The problem of mass poverty was exacerbated by the steady increase in numbers of people (the population of London, for instance, increased fourfold between 1800 and 1900; Manchester, Sheffield, Leeds and Birmingham all doubled in size during the century’s first decades) and the strain this
put on resources. The supply of housing could not keep up with the demand, and led to intense overcrowding in the cities, which in turn brought higher mortality from disease. Funding from charities and from local authorities had to be stretched further. The workhouses that provided relief for the homeless and workless might be overwhelmed if there were a succession of bad harvests or some equivalent disaster. The sheer scale of the task faced by those who wished to help the poor was unprecedented in history, and there was no single body – governmental, religious or social – whose responsibility it was to address these issues.
Most town-dwellers of the labouring class lived in lodging-houses, crammed together in rooms without privacy, or in rooms or cellars of larger houses, often built around a court, in which whole families – together with their own lodgers – might occupy a single room.
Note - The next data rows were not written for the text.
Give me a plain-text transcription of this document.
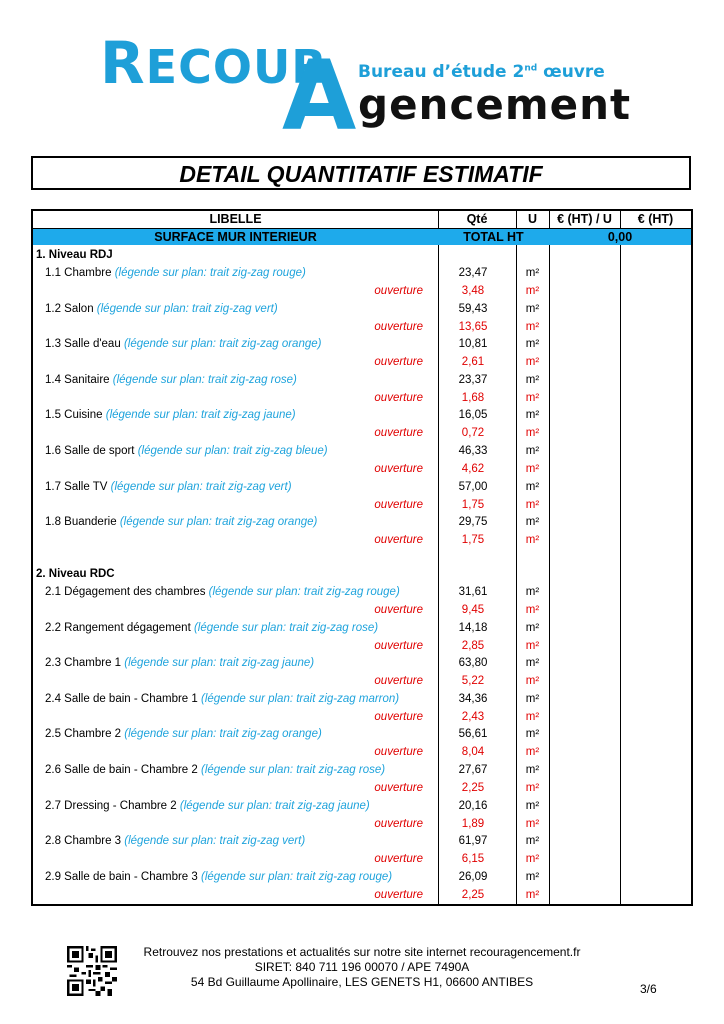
RECOUR
A Bureau d’étude 2nd œuvre
gencement
DETAIL QUANTITATIF ESTIMATIF
LIBELLE	Qté	U	€ (HT) / U	€ (HT)
SURFACE MUR INTERIEUR	TOTAL HT	0,00
1. Niveau RDJ
1.1 Chambre (légende sur plan: trait zig-zag rouge)	23,47	m²
ouverture	3,48	m²
1.2 Salon (légende sur plan: trait zig-zag vert)	59,43	m²
ouverture	13,65	m²
1.3 Salle d'eau (légende sur plan: trait zig-zag orange)	10,81	m²
ouverture	2,61	m²
1.4 Sanitaire (légende sur plan: trait zig-zag rose)	23,37	m²
ouverture	1,68	m²
1.5 Cuisine (légende sur plan: trait zig-zag jaune)	16,05	m²
ouverture	0,72	m²
1.6 Salle de sport (légende sur plan: trait zig-zag bleue)	46,33	m²
ouverture	4,62	m²
1.7 Salle TV (légende sur plan: trait zig-zag vert)	57,00	m²
ouverture	1,75	m²
1.8 Buanderie (légende sur plan: trait zig-zag orange)	29,75	m²
ouverture	1,75	m²
2. Niveau RDC
2.1 Dégagement des chambres (légende sur plan: trait zig-zag rouge)	31,61	m²
ouverture	9,45	m²
2.2 Rangement dégagement (légende sur plan: trait zig-zag rose)	14,18	m²
ouverture	2,85	m²
2.3 Chambre 1 (légende sur plan: trait zig-zag jaune)	63,80	m²
ouverture	5,22	m²
2.4 Salle de bain - Chambre 1 (légende sur plan: trait zig-zag marron)	34,36	m²
ouverture	2,43	m²
2.5 Chambre 2 (légende sur plan: trait zig-zag orange)	56,61	m²
ouverture	8,04	m²
2.6 Salle de bain - Chambre 2 (légende sur plan: trait zig-zag rose)	27,67	m²
ouverture	2,25	m²
2.7 Dressing - Chambre 2 (légende sur plan: trait zig-zag jaune)	20,16	m²
ouverture	1,89	m²
2.8 Chambre 3 (légende sur plan: trait zig-zag vert)	61,97	m²
ouverture	6,15	m²
2.9 Salle de bain - Chambre 3 (légende sur plan: trait zig-zag rouge)	26,09	m²
ouverture	2,25	m²
Retrouvez nos prestations et actualités sur notre site internet recouragencement.fr
SIRET: 840 711 196 00070 / APE 7490A
54 Bd Guillaume Apollinaire, LES GENETS H1, 06600 ANTIBES	3/6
One such place was described by a Dr Lethaby, the compiler of a report on living conditions for the Commissioner of Sewers in London. He spoke of:
The too frequent occurrence of necessitous overcrowding, where the husband, the wife, and young family of four or five children are cramped into a miserably small and ill-conditioned room . . . there are numerous instances where adults of both sexes, belonging to different families, are lodged in the same room, regardless of all the common decencies of life, and where from three to five adults, men and women, besides a train or two of children, are accustomed to herd together like brute beasts or savages. I have seen grown persons of both sexes sleeping in common with their parents, brothers and sisters, and cousins, and even the casual acquaintance of a day’s tramp, occupying the same bed of filthy rags or straw; a woman suffering in travail, in the midst of males and females of different families; where birth and death go hand in hand; where the child but newly born, the patient cast down with fever, and the corpse waiting for interment, have no separation from each other, or from the rest of the inmates.